For one, it's an EXTREMELY cyclical field. I know a lot of people who made bank in the early 2000s only to end up literally working as IT (think tech support) for the next decade because no one was hiring. Sure, the cream of the crop do end up in Amazon or Google - but those have their own problems. Palo Alto has a borderline housing crisis right now; my friends in the bay area almost exclusively share small apartments despite what is theoretically a solid salary. It's also a misnomer that engineering is actually a true 9-5. You may start around 40 hour weeks, but by the time you actually have a few projects the reality for most people is closer to 55. The higher paying jobs out west end up also having very frequent weekends (the joke at Apple is if you don't show up Sunday, don't return Monday). Management = mandatory weekends + evenings as well. Trust me, there's more than a few burned out/miserable coders out there.

TL;DR
You can theoretically make good money in CS, but you have to be exceptional to get the high paying jobs which entail staring at computer screen 60-70 hours a week.
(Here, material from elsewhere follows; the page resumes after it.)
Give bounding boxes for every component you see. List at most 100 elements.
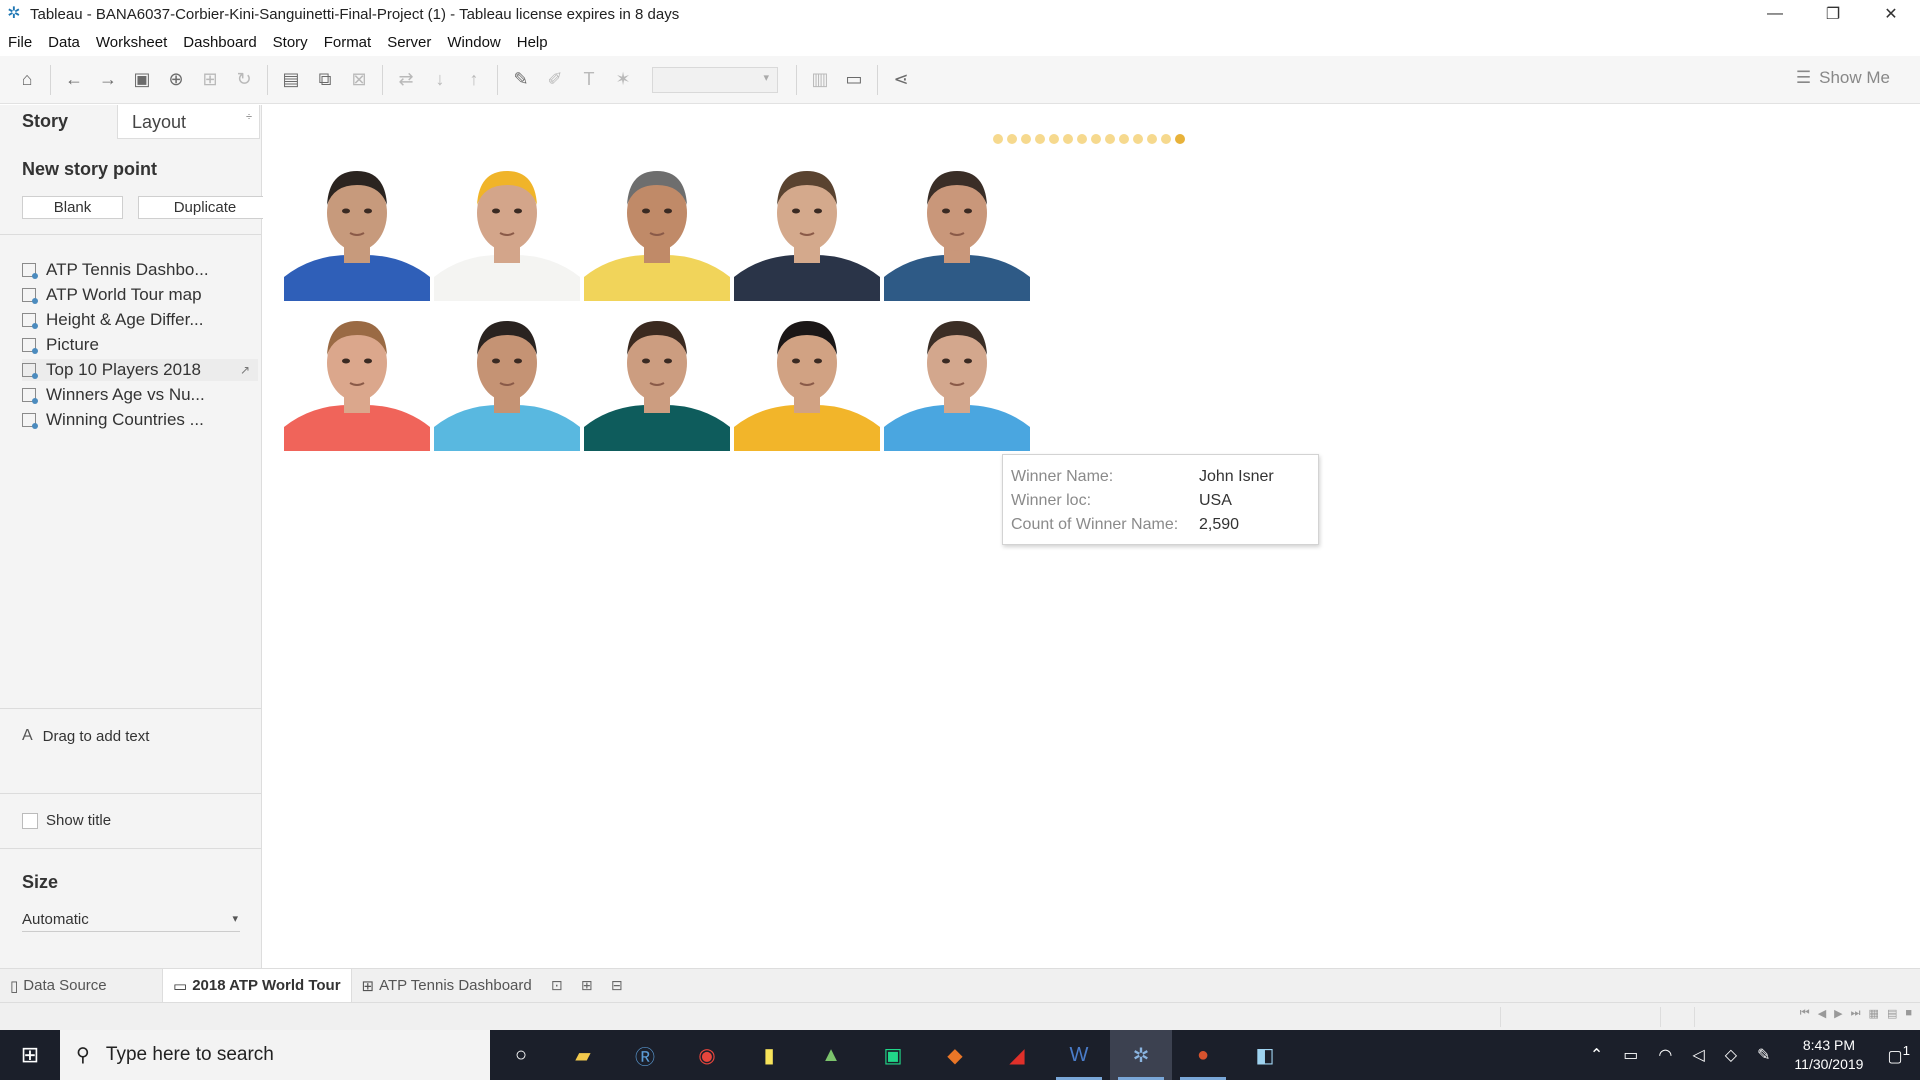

Same rule as medicine applies: only go into it if you actually like it.

PM me if you want more details.

Definitely agree w/ your assessment of the engineering industry (was a ChemE in industry before switching into medicine). From my friends who work at Amazon/Google/Microsoft, they tend to stick around for a few yrs (pay off college loans) and then move on to smaller companies since those companies work their employees like dogs for their 110k salaries.